El euro registró sus mínimos de los últimos ocho meses después de que la Comisión Europea volviera a rebajar sus previsiones de crecimiento de la zona euro y se publicaran cifras de actividad manufacturera en la región que decepcionaron igualmente a los inversores. El euro acumula tres sesiones consecutivas a la baja después de que Francia rechazara en referéndum el texto de la Constitución Europea. El castigo para la moneda única se fue suavizando por el efecto de las pérdidas que se han registrado en los dos primeros días de la semana y también por los datos macroeconómicos que se han conocido en EEUU, que no han superado las estimaciones de los analistas. De este modo, el dólar cotizaba lejos de sus máximos intradía cerca del cierre de la sesión en las principales plazas europeas.
En el entorno del “no” francés a la Constitución Europea y a pocas horas de conocer el resultado de la consulta en Holanda, que podría marcar el mismo signo según las encuestas publicadas hasta ahora, el euro continúa a la deriva, con la presión añadida de la Comisión Europea, que volvió a revisar a la baja sus previsiones de crecimiento de la eurozona.
Además, los inversores también conocían cifras de actividad manufacturera en la región, que volvían a mostrar descensos, y los datos de ventas minoristas en Alemania, que descendieron a causa de las elevadas cotas de desempleo que se dan en la primera economía europea.
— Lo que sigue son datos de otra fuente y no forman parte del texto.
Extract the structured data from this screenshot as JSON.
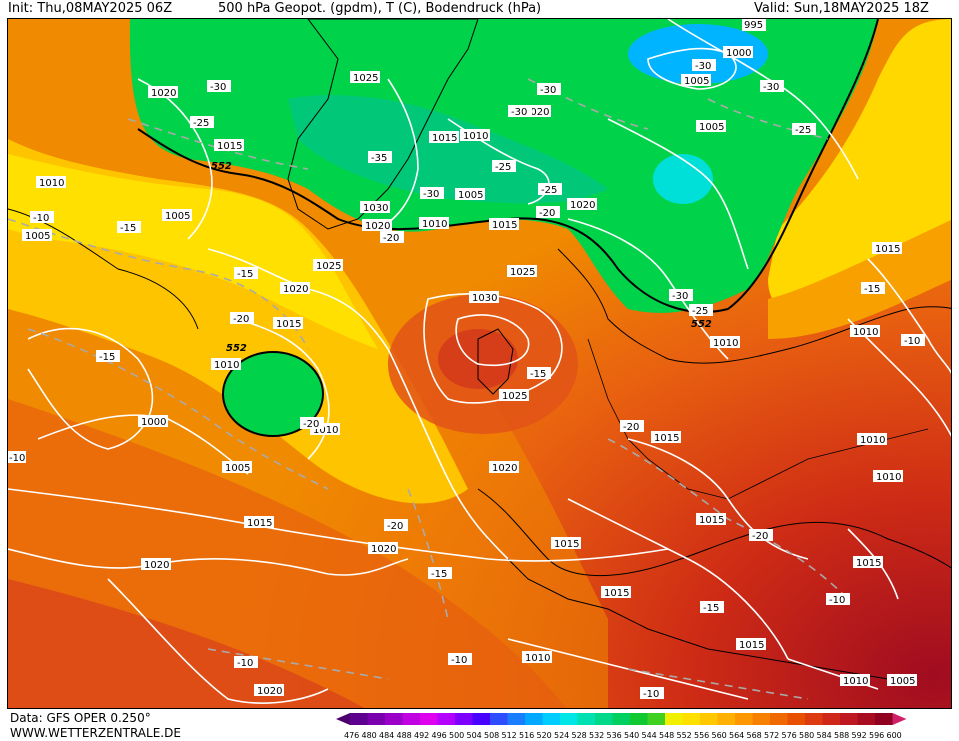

Con este escenario, los inversores volvieron a deshacer posiciones en el euro, ante las escasa probabilidad de que el Banco Central Europeo (BCE) decida subir los tipos de interés en los próximos meses.
Mañana se reunirá el consejo de Gobierno del BCE y se esperan las palabras de su presidente, Jean Claude Trichet, al término del encuentro. Hasta ahora se ha manifestado en contra de una revisión a la baja en el precio oficial del dinero, pero algunos analistas aseguran que el próximo movimiento del organismo emisor será a la baja.
A poco del cierre europeo, el euro cotizaba en torno a 1,2270 dólares, cuando registró mínimos intradía de 1,2228 dólares. El impulso del billete verde descendió un tanto tras conocerse que los gastos en construcción de abril se incrementaron un 0,5%, tres décimas por debajo de lo esperado. El ISM manufacturero tampoco respondió a las expectativas, aunque el dólar tan sólo aminoró su ritmo.